Methods: In total, 561 patients (with 580 small BI-RADS category 4 lesions) from two centers (The First Affiliated Hospital of Zhejiang Chinese Medical University and The Affiliated Hangzhou First People's Hospital, Zhejiang University School of Medicine) were consecutively enrolled in this study, and the radiomics features of the intratumoral and peritumoral (3 mm) regions were extracted. After a series of feature selections, extreme gradient boosting (XGBoost) was used to construct the radiomics model, and the radiomics score (radscore) was calculated. Univariate and multivariate logistic regression analyses were performed to determine the pathological malignant-related clinico-radiological factors. Finally, a model was constructed that combined the radscore and clinico-radiological factors using logistic algorithms. Subsequently, our artificial intelligence (AI)-assisted strategy was validated in an external group (n=163), and its clinical utility was evaluated by measuring improvements in BI-RADS classification accuracy with AI support.
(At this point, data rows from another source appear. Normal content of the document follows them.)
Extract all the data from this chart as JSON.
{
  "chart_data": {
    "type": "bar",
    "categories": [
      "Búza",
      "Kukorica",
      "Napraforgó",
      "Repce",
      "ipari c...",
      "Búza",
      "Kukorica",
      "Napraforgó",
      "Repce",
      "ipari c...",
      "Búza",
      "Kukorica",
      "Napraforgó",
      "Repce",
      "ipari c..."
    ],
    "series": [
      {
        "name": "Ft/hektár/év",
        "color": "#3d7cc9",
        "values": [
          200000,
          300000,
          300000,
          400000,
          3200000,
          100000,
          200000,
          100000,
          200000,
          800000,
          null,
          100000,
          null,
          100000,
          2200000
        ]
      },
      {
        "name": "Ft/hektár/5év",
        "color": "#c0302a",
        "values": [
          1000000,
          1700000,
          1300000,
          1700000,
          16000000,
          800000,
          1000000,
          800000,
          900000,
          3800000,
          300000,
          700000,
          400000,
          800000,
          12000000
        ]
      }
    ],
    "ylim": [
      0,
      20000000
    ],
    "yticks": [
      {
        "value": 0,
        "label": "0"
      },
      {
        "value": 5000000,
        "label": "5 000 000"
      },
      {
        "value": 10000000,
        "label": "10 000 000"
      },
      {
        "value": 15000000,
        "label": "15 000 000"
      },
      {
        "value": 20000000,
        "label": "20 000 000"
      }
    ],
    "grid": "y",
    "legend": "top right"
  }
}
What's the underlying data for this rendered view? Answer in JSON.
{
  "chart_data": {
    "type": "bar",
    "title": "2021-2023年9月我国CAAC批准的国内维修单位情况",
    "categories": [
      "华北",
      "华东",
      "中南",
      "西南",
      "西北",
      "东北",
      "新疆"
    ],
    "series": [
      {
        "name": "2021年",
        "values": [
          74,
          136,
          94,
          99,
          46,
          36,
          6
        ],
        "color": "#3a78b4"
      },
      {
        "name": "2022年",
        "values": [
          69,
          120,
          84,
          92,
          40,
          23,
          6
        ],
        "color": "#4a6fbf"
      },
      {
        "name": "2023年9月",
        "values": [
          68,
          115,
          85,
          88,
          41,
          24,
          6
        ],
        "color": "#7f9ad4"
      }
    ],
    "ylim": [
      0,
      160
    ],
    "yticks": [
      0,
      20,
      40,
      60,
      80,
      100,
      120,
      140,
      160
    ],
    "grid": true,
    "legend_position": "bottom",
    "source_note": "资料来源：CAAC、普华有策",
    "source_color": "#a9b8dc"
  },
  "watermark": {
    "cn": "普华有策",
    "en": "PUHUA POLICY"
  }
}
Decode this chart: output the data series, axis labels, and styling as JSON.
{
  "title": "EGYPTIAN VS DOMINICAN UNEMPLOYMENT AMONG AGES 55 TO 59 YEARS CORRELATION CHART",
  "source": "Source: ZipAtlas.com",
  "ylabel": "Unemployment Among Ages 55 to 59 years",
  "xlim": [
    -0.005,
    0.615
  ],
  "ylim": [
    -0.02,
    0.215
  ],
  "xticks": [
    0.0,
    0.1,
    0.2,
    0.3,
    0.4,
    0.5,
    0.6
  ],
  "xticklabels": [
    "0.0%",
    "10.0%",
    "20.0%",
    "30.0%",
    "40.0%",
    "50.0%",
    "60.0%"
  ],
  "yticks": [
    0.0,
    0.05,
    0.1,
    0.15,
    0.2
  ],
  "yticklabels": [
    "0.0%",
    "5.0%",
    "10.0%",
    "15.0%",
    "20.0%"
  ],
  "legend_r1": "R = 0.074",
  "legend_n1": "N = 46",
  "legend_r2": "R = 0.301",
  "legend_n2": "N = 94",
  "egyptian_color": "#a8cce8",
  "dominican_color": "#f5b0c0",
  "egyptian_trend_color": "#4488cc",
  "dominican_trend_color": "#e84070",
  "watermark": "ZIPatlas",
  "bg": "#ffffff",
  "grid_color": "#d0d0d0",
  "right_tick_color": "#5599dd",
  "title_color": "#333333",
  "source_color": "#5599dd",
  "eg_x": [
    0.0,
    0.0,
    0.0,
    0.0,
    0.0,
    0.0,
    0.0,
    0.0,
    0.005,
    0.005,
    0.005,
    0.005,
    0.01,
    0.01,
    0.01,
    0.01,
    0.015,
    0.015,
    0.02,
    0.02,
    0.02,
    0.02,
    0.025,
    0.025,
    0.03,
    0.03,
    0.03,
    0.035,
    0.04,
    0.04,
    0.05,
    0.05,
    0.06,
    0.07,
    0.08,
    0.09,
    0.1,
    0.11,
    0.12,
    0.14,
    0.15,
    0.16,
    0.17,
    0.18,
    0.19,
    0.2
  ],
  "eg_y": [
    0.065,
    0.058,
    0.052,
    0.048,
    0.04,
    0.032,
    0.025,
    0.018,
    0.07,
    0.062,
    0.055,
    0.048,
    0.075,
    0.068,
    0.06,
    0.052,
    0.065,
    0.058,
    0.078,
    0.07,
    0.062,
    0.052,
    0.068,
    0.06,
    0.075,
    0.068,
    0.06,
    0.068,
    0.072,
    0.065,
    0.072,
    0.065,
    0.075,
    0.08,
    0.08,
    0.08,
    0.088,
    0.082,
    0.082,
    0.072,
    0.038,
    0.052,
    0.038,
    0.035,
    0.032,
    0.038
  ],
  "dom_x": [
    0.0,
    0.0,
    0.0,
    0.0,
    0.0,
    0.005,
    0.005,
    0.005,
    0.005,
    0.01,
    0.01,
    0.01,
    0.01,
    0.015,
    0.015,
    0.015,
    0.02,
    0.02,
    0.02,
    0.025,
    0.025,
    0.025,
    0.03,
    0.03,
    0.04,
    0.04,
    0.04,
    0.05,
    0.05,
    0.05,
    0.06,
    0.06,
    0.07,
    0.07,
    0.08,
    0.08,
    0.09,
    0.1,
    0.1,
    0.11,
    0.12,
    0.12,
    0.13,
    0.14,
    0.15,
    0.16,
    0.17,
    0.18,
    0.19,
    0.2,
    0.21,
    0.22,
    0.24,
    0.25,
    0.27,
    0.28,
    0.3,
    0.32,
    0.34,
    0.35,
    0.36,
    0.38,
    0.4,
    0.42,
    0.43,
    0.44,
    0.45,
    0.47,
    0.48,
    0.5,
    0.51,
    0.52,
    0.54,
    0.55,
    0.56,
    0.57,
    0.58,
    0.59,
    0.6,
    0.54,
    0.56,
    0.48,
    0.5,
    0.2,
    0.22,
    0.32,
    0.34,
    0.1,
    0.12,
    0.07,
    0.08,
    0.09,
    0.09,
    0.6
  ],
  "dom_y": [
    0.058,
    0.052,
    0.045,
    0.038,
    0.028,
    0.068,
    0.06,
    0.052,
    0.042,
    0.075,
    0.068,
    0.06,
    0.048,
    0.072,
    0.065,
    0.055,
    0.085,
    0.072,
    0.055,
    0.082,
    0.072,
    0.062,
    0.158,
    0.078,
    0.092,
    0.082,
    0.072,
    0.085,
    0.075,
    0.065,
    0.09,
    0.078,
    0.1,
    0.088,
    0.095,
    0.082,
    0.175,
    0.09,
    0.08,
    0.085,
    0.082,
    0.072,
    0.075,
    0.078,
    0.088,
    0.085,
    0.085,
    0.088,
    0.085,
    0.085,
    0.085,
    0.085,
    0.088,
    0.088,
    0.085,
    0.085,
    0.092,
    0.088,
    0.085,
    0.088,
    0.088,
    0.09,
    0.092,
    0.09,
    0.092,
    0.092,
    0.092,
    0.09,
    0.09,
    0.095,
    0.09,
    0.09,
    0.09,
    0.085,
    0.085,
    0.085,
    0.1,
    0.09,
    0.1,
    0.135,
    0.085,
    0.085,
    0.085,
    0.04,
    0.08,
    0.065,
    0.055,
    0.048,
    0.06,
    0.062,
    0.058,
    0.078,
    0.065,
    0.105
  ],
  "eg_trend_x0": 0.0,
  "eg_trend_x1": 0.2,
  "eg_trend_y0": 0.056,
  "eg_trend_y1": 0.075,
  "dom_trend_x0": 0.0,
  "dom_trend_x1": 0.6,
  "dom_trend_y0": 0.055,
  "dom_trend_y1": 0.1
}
Results: The combined model demonstrated a robust predictive capability, and had area under the curve (AUC) values of 0.897 [95% confidence interval (CI): 0.862-0.931], 0.871 (95% CI: 0.803-0.934), and 0.869 (95% CI: 0.807-0.920) in the training, internal validation, and external validation groups, respectively. Additionally, the contribution of each feature to the radiomics and combined models was illustrated using the SHapley Additive exPlanations (SHAP) algorithm, a method for interpreting machine-learning models. Further, the AI-assisted strategy improved the two radiologists' AUC values in the two modes (the 4b+ and 4c) significantly.
Conclusions: An interpretable combined model based on MRI was developed to distinguish between benign and malignant small BI-RADS4 lesions to assist radiologists to make more accurate diagnostic decisions.